SPACE WIRE
UN urges booming Asian nations not to leave poor behind
BANGKOK (AFP) Jul 08, 2003
Asian nations hoping to reduce poverty must ensure that all sections of their populations benefit from development rather than blindly striving to increase economic growth rates, a UN report said Tuesday.

The United Nations' 2003 Human Development Report said that Asia is home to two-thirds of the world's poor -- defined as living on less than one dollar a day.

Report author Santosh Mehrohta said Asia's experience in the 1990s showed that focusing on boosting productivity in sectors where the poor are concentrated had a dramatic effect in lifting people out of poverty.

"East Asia managed to reduce the share of population in poverty dramatically over the 1990s by 1999, in fact it halved the share from 30 to 15 percent," he told reporters last week at the report's regional launch.

South Asia reduced its share from 45 to 37 percent, but the number of poor did not decline as it did in East Asia, the study found.

"In South Asia the pace of growth was faster in the 1990s compared to the 1980s but the pattern of growth was not pro-poor and the problem was that income inequalities in South Asia increased over the 1990s," Mehrohta said.

Meanwhile China, which was pivotal to East Asia's success, introduced economic reforms affecting the agriculture sector and small- and medium-sized enterprises, causing it to leap ahead of South Asia.

"The reason for the decline of poverty in China is that the pattern of growth has been pro-poor," Mehrohta said.

"The pace of growth matters, but the pattern of growth matters even more. International financial institutions tend to emphasise the pace of growth much more than we'd like to."

Mehrohta called on regional nations not to succumb to international pressure to rapidly liberalise their economies without careful planning.

"What not to do is to liberalise indiscriminately," he said, noting that China was slow to remove its tariff barriers and has still not fully liberalised. "One size does not fit all."

The report analyses the world's progress in meeting the millennium development goals, which arose from the Millennium Declaration endorsed by world leaders in September 2000.

The eight goals, ranging from achieving universal primary education and reducing child mortality, aim to lift millions out of poverty by 2015.

China's achievements in reducing hunger, which is one of the goals, also underlined the need to concentrate investment and policies in sectors where the poor are located, Mehrohta said.

Globally, the number of hungry fell by 20 million between 1990 and 2000.

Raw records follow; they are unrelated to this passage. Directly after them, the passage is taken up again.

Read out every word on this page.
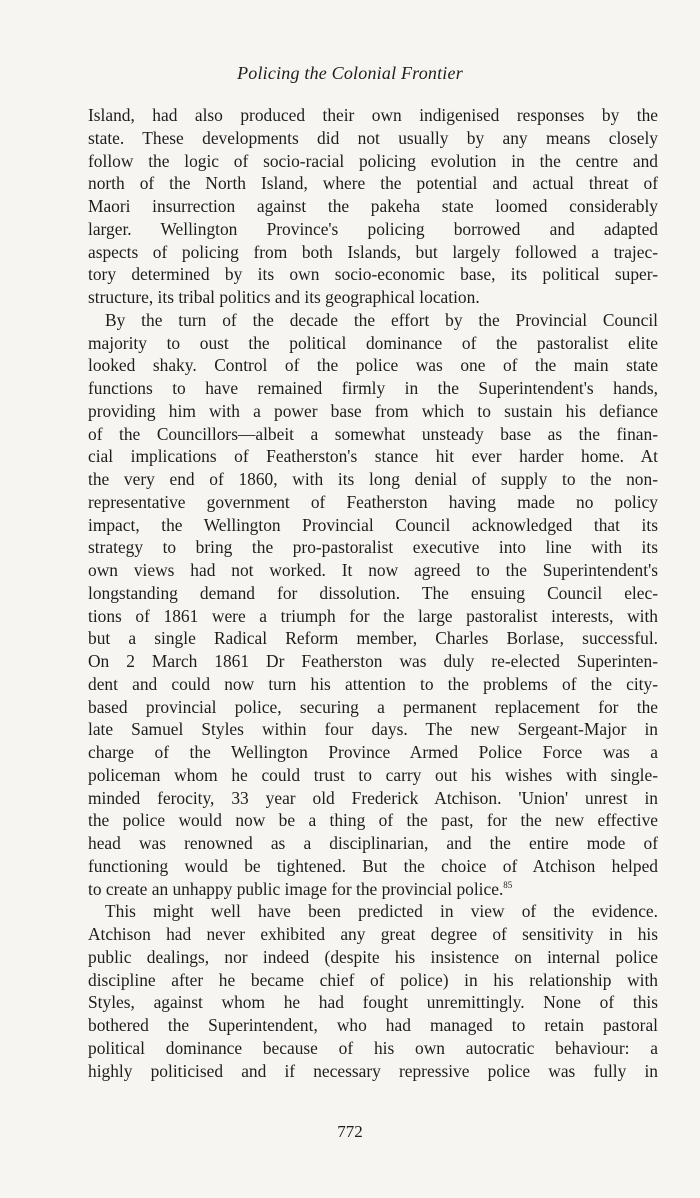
Policing the Colonial Frontier
Island, had also produced their own indigenised responses by the
state. These developments did not usually by any means closely
follow the logic of socio-racial policing evolution in the centre and
north of the North Island, where the potential and actual threat of
Maori insurrection against the pakeha state loomed considerably
larger. Wellington Province's policing borrowed and adapted
aspects of policing from both Islands, but largely followed a trajec-
tory determined by its own socio-economic base, its political super-
structure, its tribal politics and its geographical location.
By the turn of the decade the effort by the Provincial Council
majority to oust the political dominance of the pastoralist elite
looked shaky. Control of the police was one of the main state
functions to have remained firmly in the Superintendent's hands,
providing him with a power base from which to sustain his defiance
of the Councillors—albeit a somewhat unsteady base as the finan-
cial implications of Featherston's stance hit ever harder home. At
the very end of 1860, with its long denial of supply to the non-
representative government of Featherston having made no policy
impact, the Wellington Provincial Council acknowledged that its
strategy to bring the pro-pastoralist executive into line with its
own views had not worked. It now agreed to the Superintendent's
longstanding demand for dissolution. The ensuing Council elec-
tions of 1861 were a triumph for the large pastoralist interests, with
but a single Radical Reform member, Charles Borlase, successful.
On 2 March 1861 Dr Featherston was duly re-elected Superinten-
dent and could now turn his attention to the problems of the city-
based provincial police, securing a permanent replacement for the
late Samuel Styles within four days. The new Sergeant-Major in
charge of the Wellington Province Armed Police Force was a
policeman whom he could trust to carry out his wishes with single-
minded ferocity, 33 year old Frederick Atchison. 'Union' unrest in
the police would now be a thing of the past, for the new effective
head was renowned as a disciplinarian, and the entire mode of
functioning would be tightened. But the choice of Atchison helped
to create an unhappy public image for the provincial police.$^{85}$
This might well have been predicted in view of the evidence.
Atchison had never exhibited any great degree of sensitivity in his
public dealings, nor indeed (despite his insistence on internal police
discipline after he became chief of police) in his relationship with
Styles, against whom he had fought unremittingly. None of this
bothered the Superintendent, who had managed to retain pastoral
political dominance because of his own autocratic behaviour: a
highly politicised and if necessary repressive police was fully in
772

"But that progress came only because 80 million Chinese escaped hunger. That's good news for China but bad news for the rest of the world," he said.

"In China landlessness is hardly a problem but it's a huge problem in South Asia. We advocate more land ownership, better distribution of land perhaps with market-based land reforms."

Mehrohta said rich nations should do their part in the fight against poverty by cutting greenhouse gas emissions and reducing global warming in order to stabilise weather and food growing conditions.

He said they also needed to slash government subsidies.

"The producers in poor countries cannot compete with Japanese, European and US government subsidies," he said. "Who gains from subsidies? Richer countries."